– Ну что же ты? – мой голос прозвучал хрипло, – или тебя колбасой закормили? Это хорошая, только понюхай.
Я понимала, что дело не в голоде. Животное выглядело исхудавшим, но еду игнорировало. Так бывает, когда…
– Хозяин у него умер с неделю тому назад. Одинокий старик. С тех пор пёс здесь дежурит каждый день. Как будто ждёт. Они всегда вместе в магазин приходили. Пса Кара Дус зовут, – я обернулась. На крыльце, скрестив руки, стояла продавщица из магазина. Страшного мужика не было видно.
– Послушайте, – я подошла ближе, – почему-то у меня такое ощущение, что людям здесь не нравится моё присутствие. Может быть, расскажете, что знаете? Мою бабушку здесь не любили?
Женщина вдруг смутилась, отвела глаза:
– Если вы про Азата, то он сегодня перепил с утра. Вот и бесится.
Сказать на это было нечего. Не начнешь же объяснять про свои неприятные ощущения и смутные предчувствия. Я кивнула и вернулась обратно. Присев на корточки, погладила пса по голове. Он поднял слезящиеся глаза. Я поднялась:
– Ну что, Кара Дус, чёрный друг, значит. Жаль, что не хочешь поесть, – я медленно пошла по направлению к дому.
Что-то ткнуло меня в ногу сбоку. Испуганно опустив глаза вниз, я удивленно остановилась. Это был Кара Дус. Он стоял рядом, в умных глазах светился немой вопрос.
– Хочешь ко мне? Пошли, если так, – я развела руками, поняв его взгляд по-своему.
Зашагала вперёд, но пёс не тронулся с места. Пожав плечами, я нерешительно двинулась дальше. Мне вдруг показалось, что обитатели улицы, по которой я шла, дружно прильнули к окнам и следят за мной десятками пар глаз. Невидимые мне взоры были полны напряжения и злобы, а иногда откровенной ненависти.

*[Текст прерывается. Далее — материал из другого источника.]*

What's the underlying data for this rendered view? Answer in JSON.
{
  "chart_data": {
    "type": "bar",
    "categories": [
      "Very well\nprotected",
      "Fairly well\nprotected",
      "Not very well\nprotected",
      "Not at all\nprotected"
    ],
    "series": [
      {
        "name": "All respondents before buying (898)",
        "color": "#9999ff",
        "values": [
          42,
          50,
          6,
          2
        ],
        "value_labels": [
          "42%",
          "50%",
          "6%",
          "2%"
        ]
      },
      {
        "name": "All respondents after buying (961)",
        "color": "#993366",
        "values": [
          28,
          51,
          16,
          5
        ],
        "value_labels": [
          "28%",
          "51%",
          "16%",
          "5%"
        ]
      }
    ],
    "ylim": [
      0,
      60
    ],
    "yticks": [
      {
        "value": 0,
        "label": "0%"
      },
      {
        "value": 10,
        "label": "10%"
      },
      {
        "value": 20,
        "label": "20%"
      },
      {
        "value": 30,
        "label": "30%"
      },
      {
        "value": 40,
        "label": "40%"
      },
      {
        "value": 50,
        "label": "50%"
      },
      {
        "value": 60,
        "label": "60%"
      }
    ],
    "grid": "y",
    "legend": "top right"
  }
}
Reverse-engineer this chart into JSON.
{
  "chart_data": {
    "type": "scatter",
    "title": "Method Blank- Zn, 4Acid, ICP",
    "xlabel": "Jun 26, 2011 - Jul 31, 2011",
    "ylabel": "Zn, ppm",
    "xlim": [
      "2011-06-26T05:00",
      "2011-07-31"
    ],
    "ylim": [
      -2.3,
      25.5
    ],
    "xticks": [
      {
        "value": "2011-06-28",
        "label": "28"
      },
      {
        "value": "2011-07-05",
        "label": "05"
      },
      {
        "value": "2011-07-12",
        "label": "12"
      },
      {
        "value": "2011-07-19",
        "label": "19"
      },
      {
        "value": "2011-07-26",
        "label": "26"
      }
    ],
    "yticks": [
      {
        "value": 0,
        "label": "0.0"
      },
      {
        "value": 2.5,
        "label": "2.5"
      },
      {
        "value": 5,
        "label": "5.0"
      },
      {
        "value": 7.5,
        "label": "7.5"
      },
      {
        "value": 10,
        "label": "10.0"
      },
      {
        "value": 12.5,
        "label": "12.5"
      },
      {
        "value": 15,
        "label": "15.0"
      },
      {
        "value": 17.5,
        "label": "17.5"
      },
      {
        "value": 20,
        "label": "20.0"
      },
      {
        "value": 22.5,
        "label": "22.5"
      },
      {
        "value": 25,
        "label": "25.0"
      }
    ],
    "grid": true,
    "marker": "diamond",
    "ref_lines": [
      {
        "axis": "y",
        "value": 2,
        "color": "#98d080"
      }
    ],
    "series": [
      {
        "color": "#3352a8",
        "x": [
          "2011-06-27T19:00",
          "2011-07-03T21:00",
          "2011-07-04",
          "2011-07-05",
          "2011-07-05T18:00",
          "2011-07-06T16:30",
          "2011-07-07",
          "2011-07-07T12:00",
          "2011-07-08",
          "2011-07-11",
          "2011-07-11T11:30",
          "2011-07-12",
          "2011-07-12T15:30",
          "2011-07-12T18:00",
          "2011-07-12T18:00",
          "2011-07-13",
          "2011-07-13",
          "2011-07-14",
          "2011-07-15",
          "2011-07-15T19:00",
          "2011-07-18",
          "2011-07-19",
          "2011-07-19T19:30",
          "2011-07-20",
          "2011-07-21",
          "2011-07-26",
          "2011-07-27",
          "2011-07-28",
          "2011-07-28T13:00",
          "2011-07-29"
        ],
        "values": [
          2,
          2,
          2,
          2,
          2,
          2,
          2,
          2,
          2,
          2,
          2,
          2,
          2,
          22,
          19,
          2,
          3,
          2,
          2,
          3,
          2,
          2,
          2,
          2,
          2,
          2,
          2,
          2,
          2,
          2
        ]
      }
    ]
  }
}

«Плохо дело, Хамитова. Похоже на паранойю», – я пыталась посмеяться над собой, но чем дальше шла, тем более явственным и жутким становилось ощущение слежки. Стараясь убедить себя, что всё происходящее – лишь плод моего возбужденного воображения, я всмотрелась в дом, мимо которого проходила. И едва не вскрикнула в голос, потому что занавеска на одном окне совершенно отчетливо дёрнулась, задетая неосторожной рукой. В следующий момент я отпрыгнула в сторону, почувствовав сильный толчок в ногу. Открыв рот, чтобы громко закричать, я взглянула вниз. Передо мной стоял пёс Кара Дус, с зажатым в пасти куском той колбасы, что я дала ему возле магазина. Хвост его чуть заметно вилял.
К дому я подходила быстрым шагом, больше не вглядываясь в окна окружающих строений. Ощущение слежки не исчезло с появлением Карика, так я тут же стала называть бедного пса. Войдя в дом, я оглянулась на остановившегося гостя:
– Карик, заходи! – сначала не поняла, почему пёс мнётся, как будто не решаясь переступить порог жилища.
Потом осознала. Деревенские собаки обычно живут на улице и в дом их пускают редко, если только на дворе сильный мороз. Так было и у бабушки, когда у неё жили четвероногие друзья. Но я решила забрать Карика в Москву, если придётся возвращаться, а в том, что это событие не за горами, уже не приходилось сомневаться. Казалось, глухая неприязнь буквально выпирала в мою сторону из каждого двора, и я никак не могла понять, что такого натворила наша семья? Конечно, если это не игра моего воображения. Решив выяснить при удобном случае, почему моя персона вызывает такой негатив, я нетерпеливо махнула Кара Дусу:
– Заходи, не стесняйся! Привыкай жить в комфорте!
Карик вошёл, да так и остался стоять возле двери. Я не стала настаивать. Первым делом, разобрала продукты из пакета, поставила на зажженную конфорку плиты чайник. Потом устроила спальное место для нового друга: у бабушки было полно разных подстилок.